The region finds it very important to work on addressing security challenges in the Western Balkans, such as combating terrorism, fighting organised crime and strengthening border security, in order to ensure the internal security of the region. In this respect, the highest importance was given to addressing the challenges related to serious and organised crime and financial crime (92%), followed by work on combating terrorism (88%), migrant crisis (86%), and violent extremism and cybersecurity (84%).
The survey indicates that gun ownership is not an attractive option for the Western Balkans citizens, with only 6% on regional average of those who would consider owning a gun, compared to the overwhelming 91% of those who would not. That is compared to 15% and 70%, respectively, when the same question was posed to the respondents in the Balkan Barometer 2020 Survey. Therefore, we may note a decline in attractiveness of gun ownership, at least as far as reported in this survey.
Looking at the average for the Western Balkans, an overwhelming majority of the respondents (70%) believe that the migrants entering the respondents’ respective economy increase the security risks for their economy. Less than a third disagree with that sentiment. It is also notable that only 2% do not have or refused to express their opinion, indicating that the question is a highly polarising one, with almost all respondents having a clear stand on the issue.
Natural disasters are perceived as a serious security threat by the Western Balkans citizens. 77% or more than two thirds share this opinion. This prevalence holds true for each individual economy, being lowest in Albania – 63% and highest in Serbia – at 82%. There is also a very small proportion of those who do not have an opinion or refuse to share it, indicating that the awareness on the impact of natural disasters is widely spread.

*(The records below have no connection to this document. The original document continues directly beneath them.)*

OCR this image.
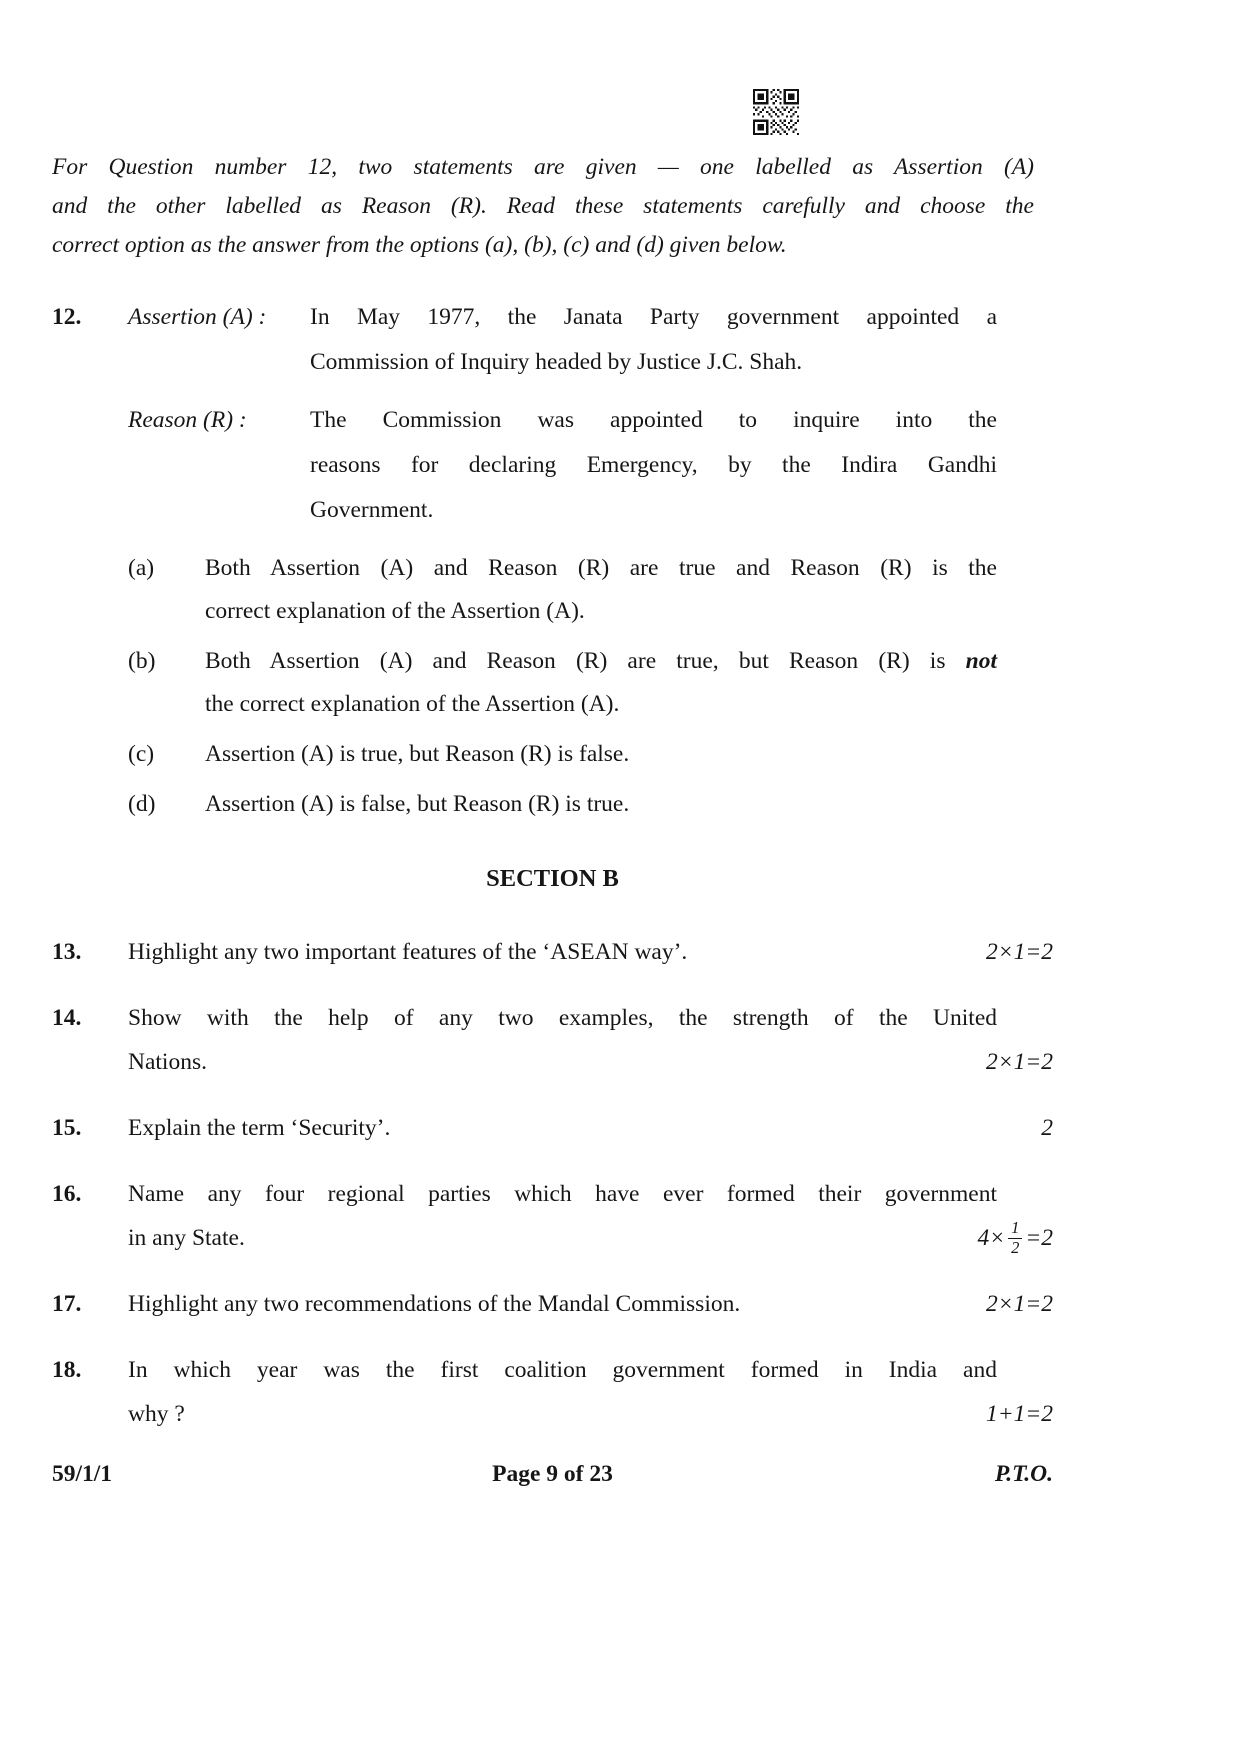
For Question number 12, two statements are given — one labelled as Assertion (A)
and the other labelled as Reason (R). Read these statements carefully and choose the
correct option as the answer from the options (a), (b), (c) and (d) given below.
12.	Assertion (A) :	In May 1977, the Janata Party government appointed a
Commission of Inquiry headed by Justice J.C. Shah.
Reason (R) :	The Commission was appointed to inquire into the
reasons for declaring Emergency, by the Indira Gandhi
Government.
(a)	Both Assertion (A) and Reason (R) are true and Reason (R) is the
correct explanation of the Assertion (A).
(b)	Both Assertion (A) and Reason (R) are true, but Reason (R) is not
the correct explanation of the Assertion (A).
(c)	Assertion (A) is true, but Reason (R) is false.
(d)	Assertion (A) is false, but Reason (R) is true.
SECTION B
13.	Highlight any two important features of the ‘ASEAN way’.	2×1=2
14.	Show with the help of any two examples, the strength of the United
Nations.	2×1=2
15.	Explain the term ‘Security’.	2
16.	Name any four regional parties which have ever formed their government
in any State.	$4\times \frac{1}{2} =2$
17.	Highlight any two recommendations of the Mandal Commission.	2×1=2
18.	In which year was the first coalition government formed in India and
why ?	1+1=2
59/1/1	Page 9 of 23	P.T.O.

Hybrid threats attract the attention and understanding of the WB6 public with regard to their negative role as a potential destabilising factor on the political, economic, and security situation in their home economies. That disinformation is a new way of warfare that state and non-state actors wage against their economy is considered by the vast majority of respondents across the region, as many as 76% of them, while almost one-fifth (19%) of respondents do not perceive disinformation in that regard.